The women of Random Hall are protective and supportive of their own, however, and while they may not all agree on certain things, they will generally come together if someone on their floor is obviously hurting. Prideful and self-sufficient, the residents of BMF are not overly fluffy or generally concerned about what others may think, and conduct their business however they want, only pausing occasionally to throw out a snarky comment or print another relevant Ryan Gosling meme for the half tongue-in-cheek display of Ryan Gosling memes in the kitchen.

pecker: 43x, 44x

Once upon a time, Pecker held a high concentration of math geniuses and enthusiasts who, had they combined their efforts instead of applying individually, would have soundly beaten the official MIT teams in the annual Putnam Competitions. Nowadays, Peckerites claim to be less genius and more enthusiast, less math and more CS, but the spirit of academia continues with their informal intellectual debates in the kitchen and occasional lectures in the lounge.

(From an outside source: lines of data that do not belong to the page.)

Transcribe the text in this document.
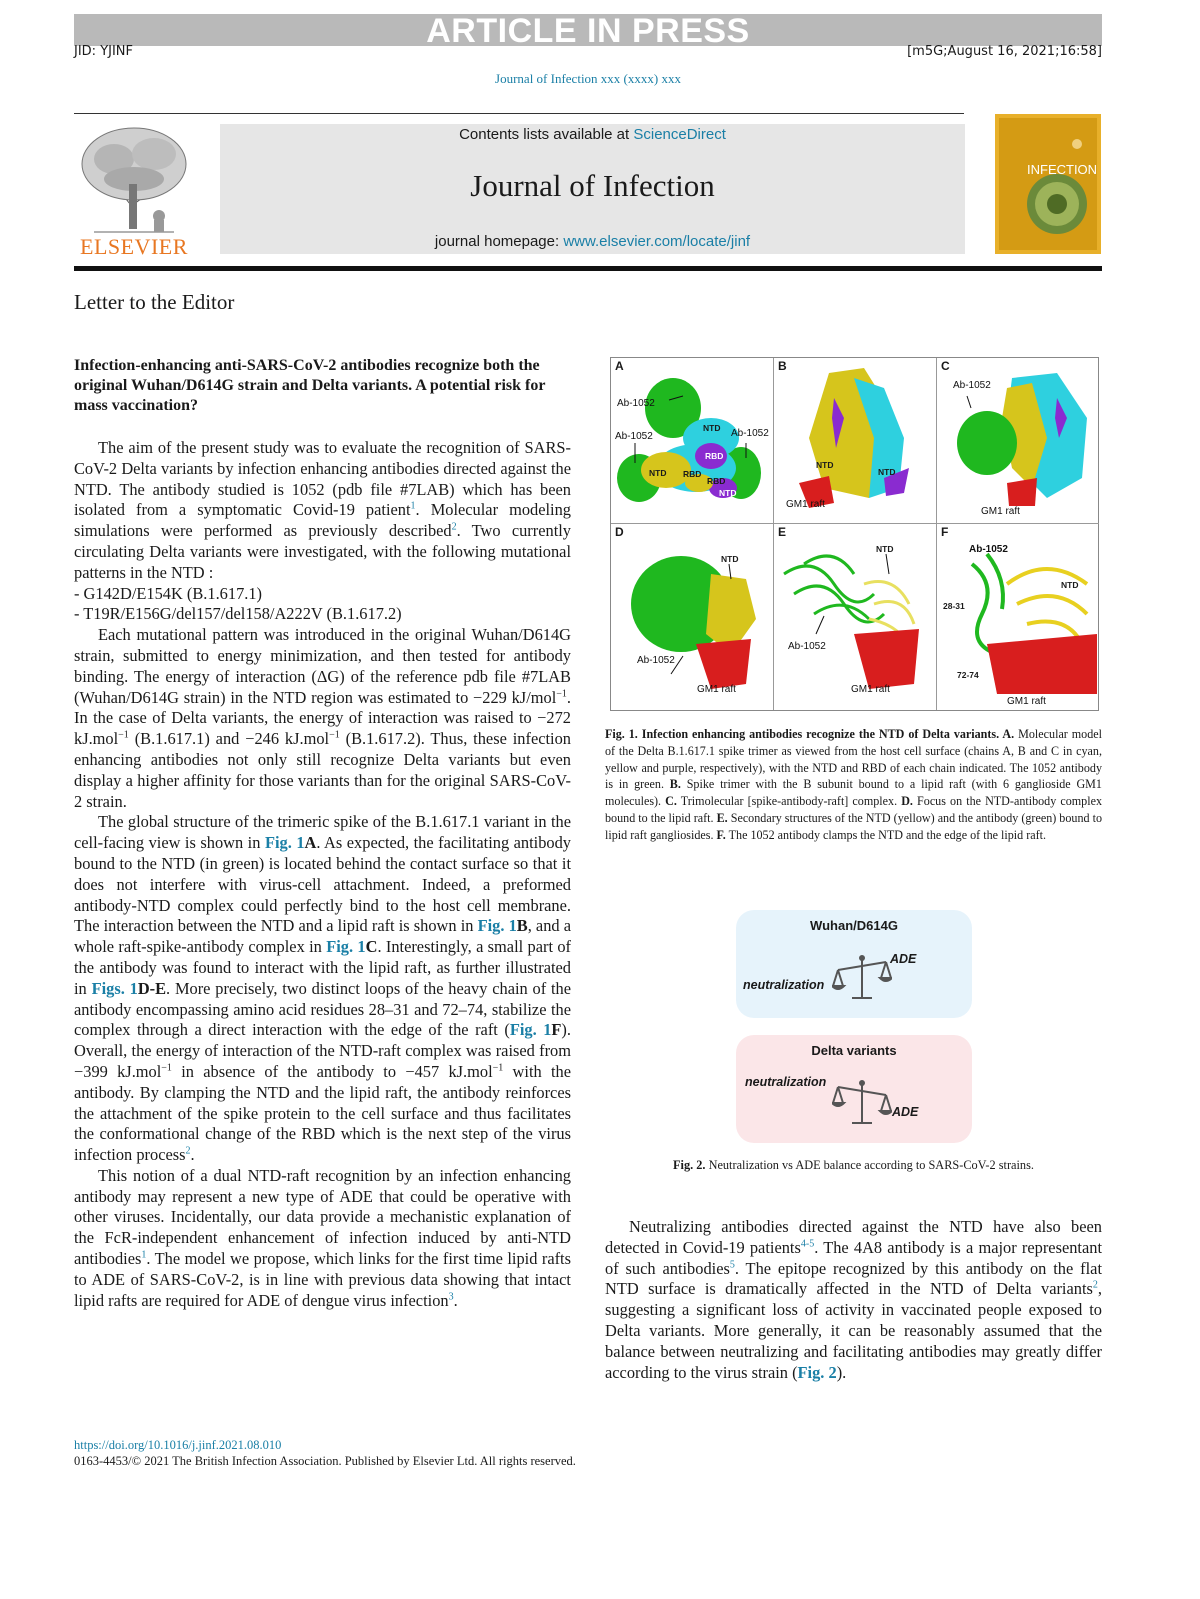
ARTICLE IN PRESS
JID: YJINF	[m5G;August 16, 2021;16:58]
Journal of Infection xxx (xxxx) xxx
ELSEVIER
Contents lists available at ScienceDirect
Journal of Infection
journal homepage: www.elsevier.com/locate/jinf
INFECTION
Letter to the Editor
Infection-enhancing anti-SARS-CoV-2 antibodies recognize both the original Wuhan/D614G strain and Delta variants. A potential risk for mass vaccination?

The aim of the present study was to evaluate the recognition of SARS-CoV-2 Delta variants by infection enhancing antibodies directed against the NTD. The antibody studied is 1052 (pdb file #7LAB) which has been isolated from a symptomatic Covid-19 patient$^1$. Molecular modeling simulations were performed as previously described$^2$. Two currently circulating Delta variants were investigated, with the following mutational patterns in the NTD :

- G142D/E154K (B.1.617.1)
- T19R/E156G/del157/del158/A222V (B.1.617.2)

Each mutational pattern was introduced in the original Wuhan/D614G strain, submitted to energy minimization, and then tested for antibody binding. The energy of interaction (ΔG) of the reference pdb file #7LAB (Wuhan/D614G strain) in the NTD region was estimated to −229 kJ/mol$^{-1}$. In the case of Delta variants, the energy of interaction was raised to −272 kJ.mol$^{-1}$ (B.1.617.1) and −246 kJ.mol$^{-1}$ (B.1.617.2). Thus, these infection enhancing antibodies not only still recognize Delta variants but even display a higher affinity for those variants than for the original SARS-CoV-2 strain.

The global structure of the trimeric spike of the B.1.617.1 variant in the cell-facing view is shown in Fig. 1A. As expected, the facilitating antibody bound to the NTD (in green) is located behind the contact surface so that it does not interfere with virus-cell attachment. Indeed, a preformed antibody-NTD complex could perfectly bind to the host cell membrane. The interaction between the NTD and a lipid raft is shown in Fig. 1B, and a whole raft-spike-antibody complex in Fig. 1C. Interestingly, a small part of the antibody was found to interact with the lipid raft, as further illustrated in Figs. 1D-E. More precisely, two distinct loops of the heavy chain of the antibody encompassing amino acid residues 28–31 and 72–74, stabilize the complex through a direct interaction with the edge of the raft (Fig. 1F). Overall, the energy of interaction of the NTD-raft complex was raised from −399 kJ.mol$^{-1}$ in absence of the antibody to −457 kJ.mol$^{-1}$ with the antibody. By clamping the NTD and the lipid raft, the antibody reinforces the attachment of the spike protein to the cell surface and thus facilitates the conformational change of the RBD which is the next step of the virus infection process$^2$.

This notion of a dual NTD-raft recognition by an infection enhancing antibody may represent a new type of ADE that could be operative with other viruses. Incidentally, our data provide a mechanistic explanation of the FcR-independent enhancement of infection induced by anti-NTD antibodies$^1$. The model we propose, which links for the first time lipid rafts to ADE of SARS-CoV-2, is in line with previous data showing that intact lipid rafts are required for ADE of dengue virus infection$^3$.

A
Ab-1052
Ab-1052	Ab-1052
NTD
RBD
NTD RBD
RBD
NTD
B
NTD
NTD
GM1 raft
C
Ab-1052
GM1 raft
D
NTD
Ab-1052
GM1 raft
E
NTD
Ab-1052
GM1 raft
F
Ab-1052
NTD
28-31
72-74
GM1 raft
Fig. 1. Infection enhancing antibodies recognize the NTD of Delta variants. A. Molecular model of the Delta B.1.617.1 spike trimer as viewed from the host cell surface (chains A, B and C in cyan, yellow and purple, respectively), with the NTD and RBD of each chain indicated. The 1052 antibody is in green. B. Spike trimer with the B subunit bound to a lipid raft (with 6 ganglioside GM1 molecules). C. Trimolecular [spike-antibody-raft] complex. D. Focus on the NTD-antibody complex bound to the lipid raft. E. Secondary structures of the NTD (yellow) and the antibody (green) bound to lipid raft gangliosides. F. The 1052 antibody clamps the NTD and the edge of the lipid raft.
Wuhan/D614G
neutralization
ADE
Delta variants
neutralization
ADE
Fig. 2. Neutralization vs ADE balance according to SARS-CoV-2 strains.

Neutralizing antibodies directed against the NTD have also been detected in Covid-19 patients$^{4-5}$. The 4A8 antibody is a major representant of such antibodies$^5$. The epitope recognized by this antibody on the flat NTD surface is dramatically affected in the NTD of Delta variants$^2$, suggesting a significant loss of activity in vaccinated people exposed to Delta variants. More generally, it can be reasonably assumed that the balance between neutralizing and facilitating antibodies may greatly differ according to the virus strain (Fig. 2).

https://doi.org/10.1016/j.jinf.2021.08.010
0163-4453/© 2021 The British Infection Association. Published by Elsevier Ltd. All rights reserved.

Peckerites are a generally friendly bunch, usually found either tooling in the kitchen or arguing about something by the stove. They enjoy wandering to other floors when not in the kitchen, and can occasionally be found on Clam, either playing Tichu or borrowing other things from the board game closet. Almost every Friday, depending on how hosed some Peckerites may be, Pecker hosts Pecker Board Game night, which attracts both Randomites and non-Randomites to Pecker lounge to play board games until ungodly hours of the night. Some months, Pecker lounge also plays host to random undergraduate and/or graduate students, who come by at some predetermined time to give talks on a range of topics from computer science to current research to chemistry to funny linguistic rules.

Aside from the intellectually-stimulating conversations and debates, Peckerites also occasionally host dorm-wide parties and floor dinners. Past examples have included birthday parties for The Milk, the celebration of several Jewish holidays, and something that was tongue-in-cheek lesbian vampire themed.

Once again, standard disclaimer about this post being composed of my own opinions and probably biases. I’ll be writing up two more posts after this and posting them a few days apart to give each some proper attention before the regular scheduled (and final REX-related!) post next Saturday, 8/29.